Any other questions?
I live a varied and interesting life – in fact, I always have. The main difference now is that I’m flexing myself as a self-managing musician and entrepreneur, with all the inevitable highs and unavoidable lows that go with that kind of lifestyle choice. Yes, I REALLY miss the security of a predictable salary at the end of each month and the kind of planning and structure that that enables, and yes I do indeed fret about my finances and what I’m not able to afford anymore, and yes, I do aspire to increasing my earning capacity to equal or better what I earned in my last job. Yes, yes, yes. But that’s just one side of the equation; ask anyone who’s taken this step and they’ll tell you, despite the occasional anxiety and the sacrifices, it’s a journey well worth taking. I’ve always been a practical person, and I think I have a good take on when enough is enough. In some ways, I’ve reached that point, which is why I’m sending off job applications again, but what I do know for sure, is that, even if I do end up taking a “normal” job again, my hunger for music will always be there, and I will never stop that side of my life. Ask anyone who’s passionate about anything – whether you do it in a full-time or part-time capacity is nowhere near as important as the fact that you’re doing it at all!
What have I learnt, in the past eight months since my retrenchment? I have learnt to listen to people’s ideas and suggestions, because I may be able to play the guitar and sing, but I could always benefit from other people’s ideas about marketing and promoting myself. I’ve learnt that my shyness and modesty, while encouraged as virtues in my formative years, are obstacles in my current quest, and I constantly have to deal with them, like little ghosts from my childhood that come back to haunt me when I least need them to. I’ve learnt that I actually do have great ideas, myself, and that my real problem is second-guessing those ideas and opting instead for a more assertive person’s idea. I’ve also learnt that, when I do forge ahead with my ideas, not only do I achieve success and satisfaction, but my ideas are so obviously right for me. No-on can do Trudy like Trudy. No-one knows the full range of issues, regrets, fears, thoughts, feelings, actions, concerns, joys, memories, goals, dreams and desires that make me who I am. The person you see stepping up on stage, sitting down and picking up her guitar to play and sing has such a long list of things leading up to that moment alone, that the average person would say, “How the hell do you fit it all in?”
But I do, and I’d do it again and again and again, just to feed my soul with those minutes and hours of performing live music to an audience, something indescribably wonderful and satisfying, something that’s as natural as breathing, yet as complicated as life itself.
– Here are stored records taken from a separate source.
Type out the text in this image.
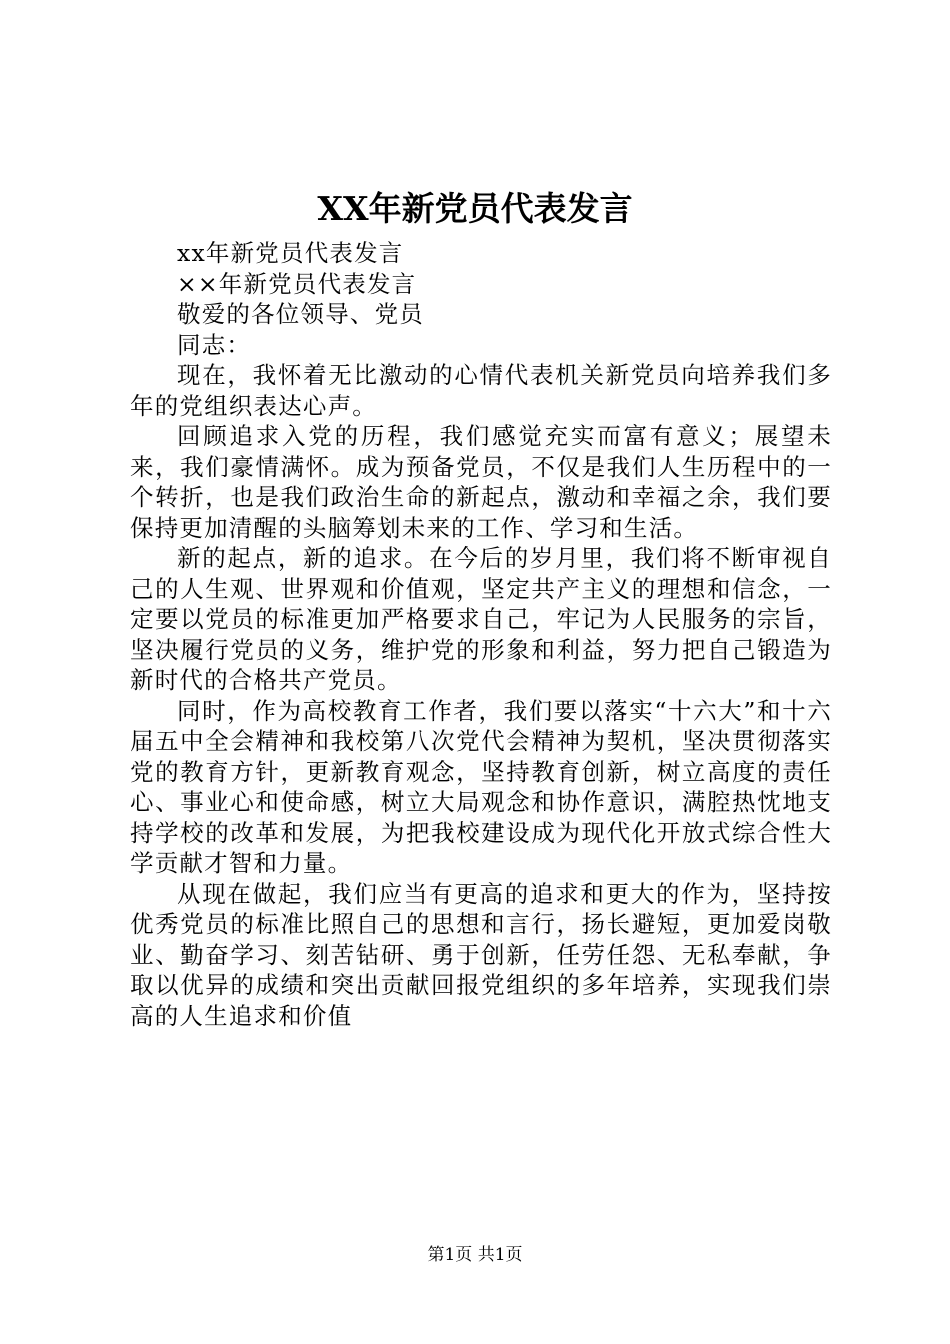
XX年新党员代表发言

xx年新党员代表发言

××年新党员代表发言

敬爱的各位领导、党员

同志：

现在，我怀着无比激动的心情代表机关新党员向培养我们多年的党组织表达心声。

回顾追求入党的历程，我们感觉充实而富有意义；展望未来，我们豪情满怀。成为预备党员，不仅是我们人生历程中的一个转折，也是我们政治生命的新起点，激动和幸福之余，我们要保持更加清醒的头脑筹划未来的工作、学习和生活。

新的起点，新的追求。在今后的岁月里，我们将不断审视自己的人生观、世界观和价值观，坚定共产主义的理想和信念，一定要以党员的标准更加严格要求自己，牢记为人民服务的宗旨，坚决履行党员的义务，维护党的形象和利益，努力把自己锻造为新时代的合格共产党员。

同时，作为高校教育工作者，我们要以落实“十六大”和十六届五中全会精神和我校第八次党代会精神为契机，坚决贯彻落实党的教育方针，更新教育观念，坚持教育创新，树立高度的责任心、事业心和使命感，树立大局观念和协作意识，满腔热忱地支持学校的改革和发展，为把我校建设成为现代化开放式综合性大学贡献才智和力量。

从现在做起，我们应当有更高的追求和更大的作为，坚持按优秀党员的标准比照自己的思想和言行，扬长避短，更加爱岗敬业、勤奋学习、刻苦钻研、勇于创新，任劳任怨、无私奉献，争取以优异的成绩和突出贡献回报党组织的多年培养，实现我们崇高的人生追求和价值

第1页 共1页
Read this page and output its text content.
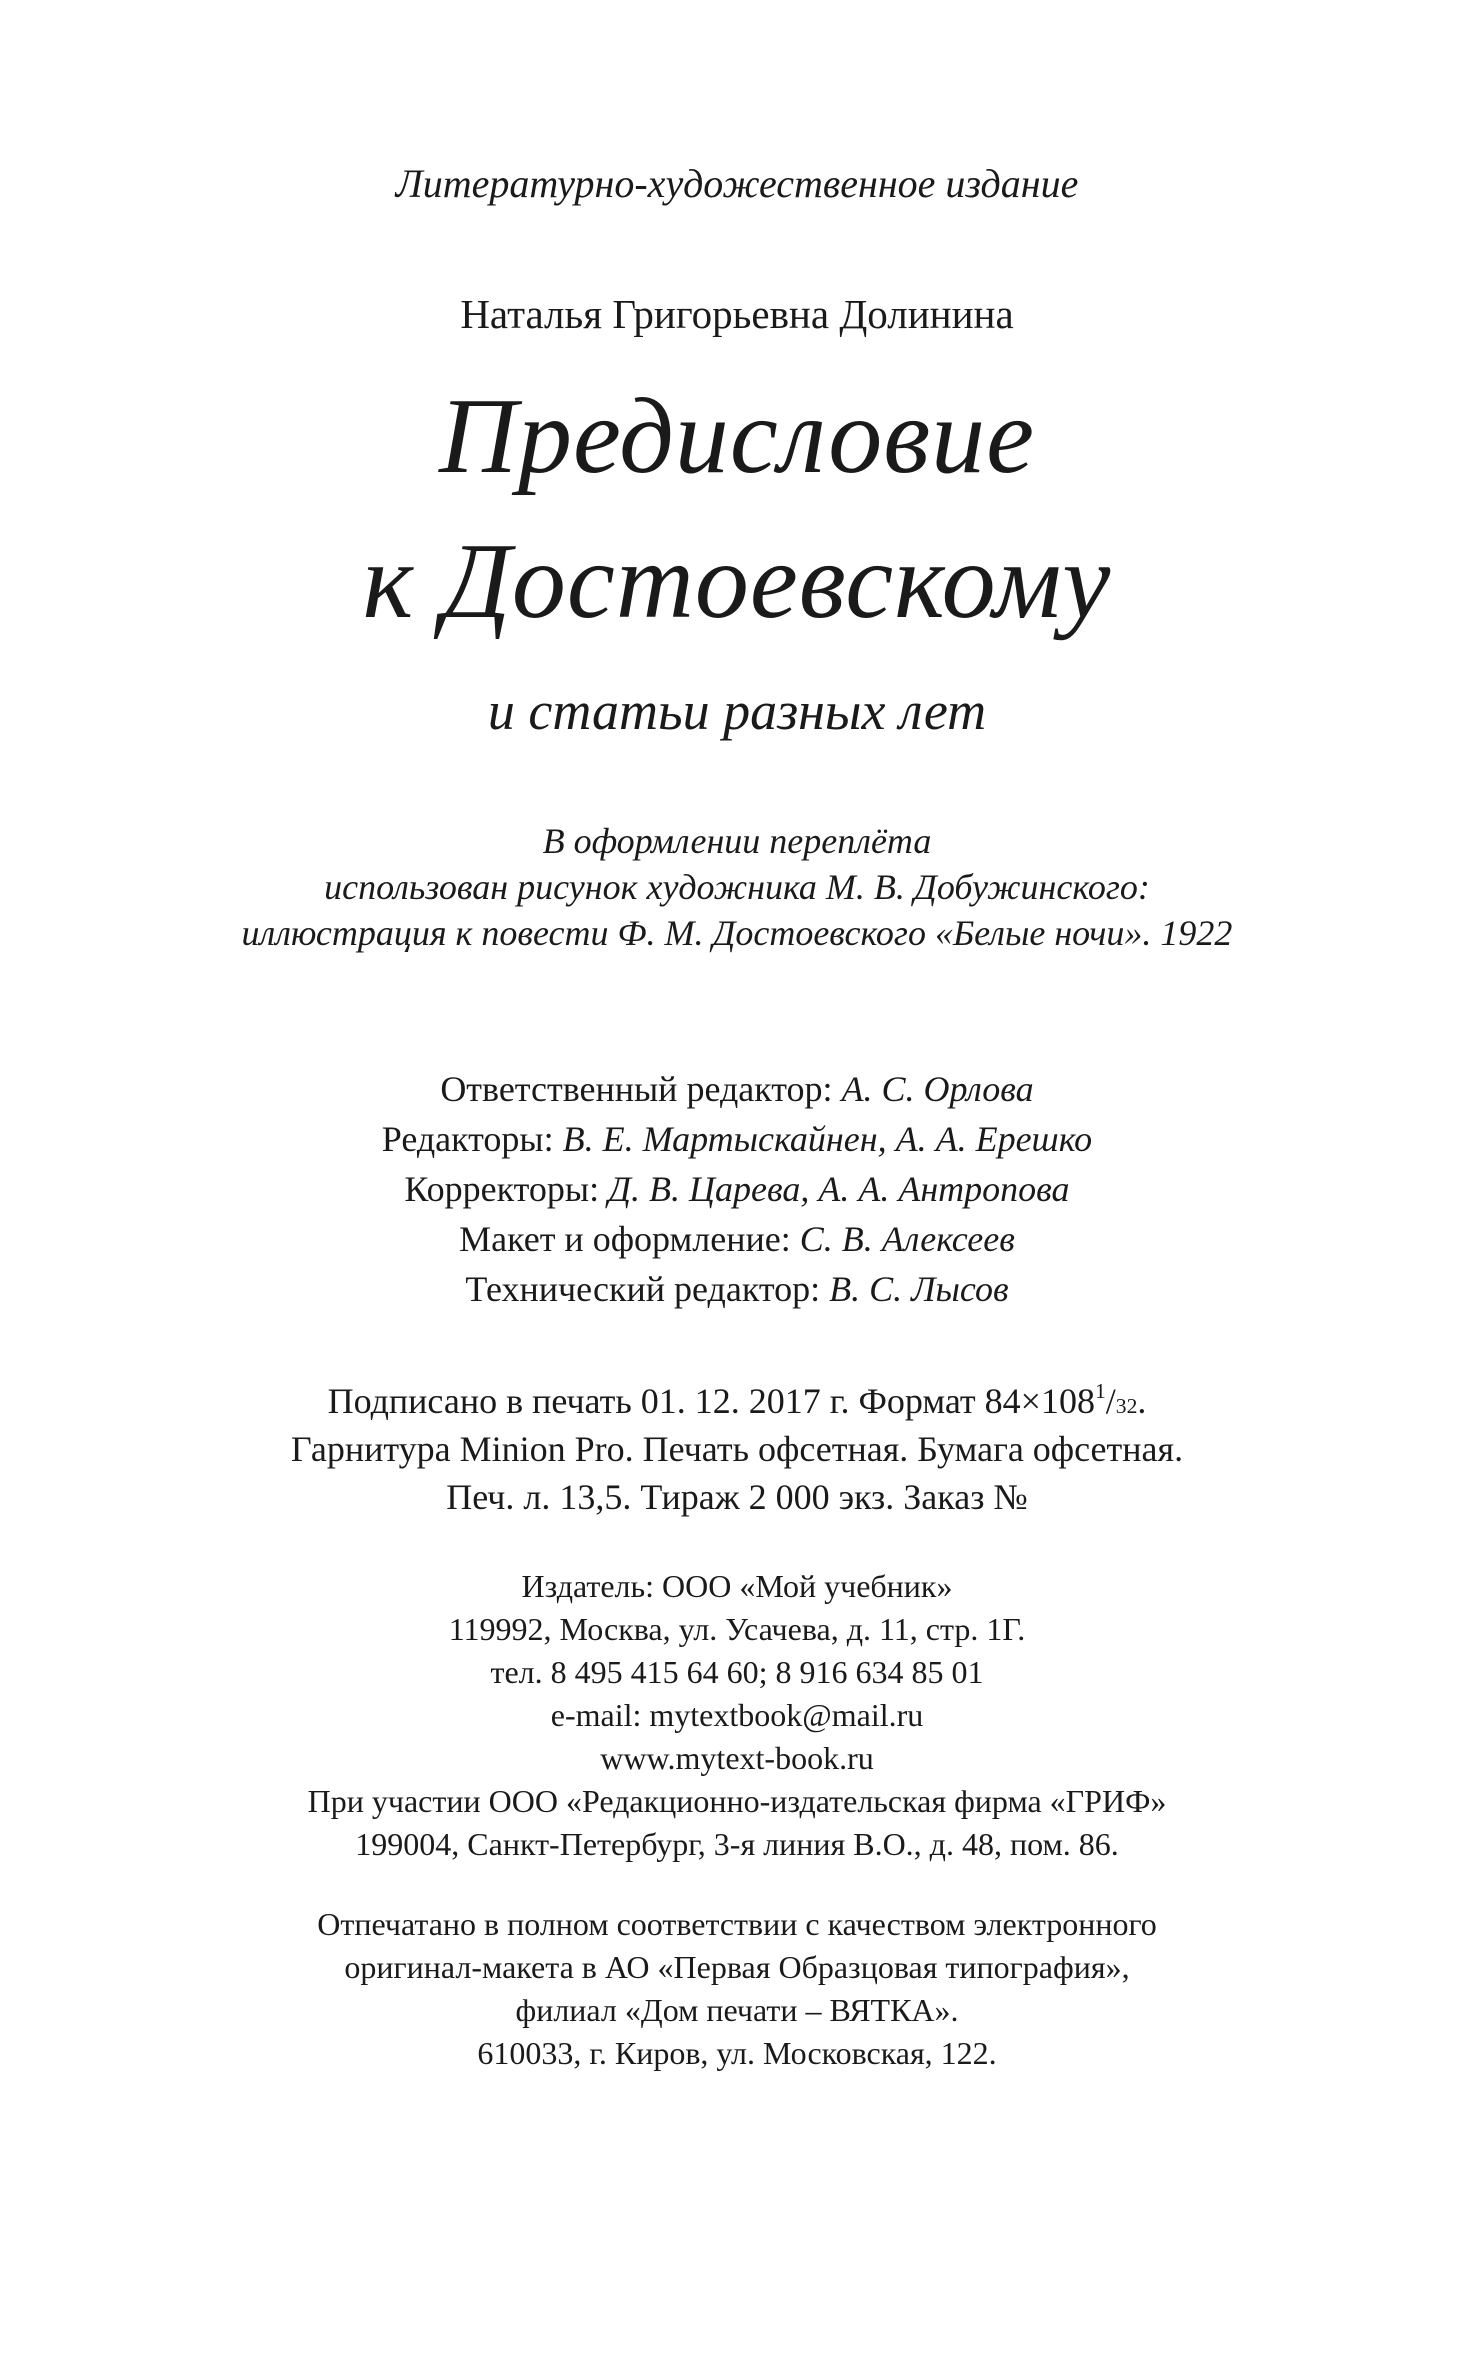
Литературно-художественное издание
Наталья Григорьевна Долинина
Предисловие
к Достоевскому
и статьи разных лет
В оформлении переплёта
использован рисунок художника М. В. Добужинского:
иллюстрация к повести Ф. М. Достоевского «Белые ночи». 1922
Ответственный редактор: А. С. Орлова
Редакторы: В. Е. Мартыскайнен, А. А. Ерешко
Корректоры: Д. В. Царева, А. А. Антропова
Макет и оформление: С. В. Алексеев
Технический редактор: В. С. Лысов
Подписано в печать 01. 12. 2017 г. Формат $84\times 108^1/32$.
Гарнитура Minion Pro. Печать офсетная. Бумага офсетная.
Печ. л. 13,5. Тираж 2 000 экз. Заказ №
Издатель: ООО «Мой учебник»
119992, Москва, ул. Усачева, д. 11, стр. 1Г.
тел. 8 495 415 64 60; 8 916 634 85 01
e-mail: mytextbook@mail.ru
www.mytext-book.ru
При участии ООО «Редакционно-издательская фирма «ГРИФ»
199004, Санкт-Петербург, 3-я линия В.О., д. 48, пом. 86.
Отпечатано в полном соответствии с качеством электронного
оригинал-макета в АО «Первая Образцовая типография»,
филиал «Дом печати – ВЯТКА».
610033, г. Киров, ул. Московская, 122.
A lesson I’ve learnt in bits, over time, and am coming to terms with in all its complexity right now, is that I should be promoting myself – not hiding in a duo, not elevating other musicians while I do all the marketing, publicity, admin, etc. involved in getting music work. I am a brand that needs to be promoted. And if I’m calling myself a “self-managing musician and entrepreneur”, then I have to believe in my brand, be completely comfortable promoting that brand, and lose all the shackles of my earlier socialisation that keep me from maximising my communication, marketing and public relations skills to advantage that brand.
This is going to be a very interesting part of my journey. I have to do it in a way that feels right for me. How do I know that, in my case, self-promotion won’t be synonymous with arrogance? Because I know myself.
I think that’s a good place to start.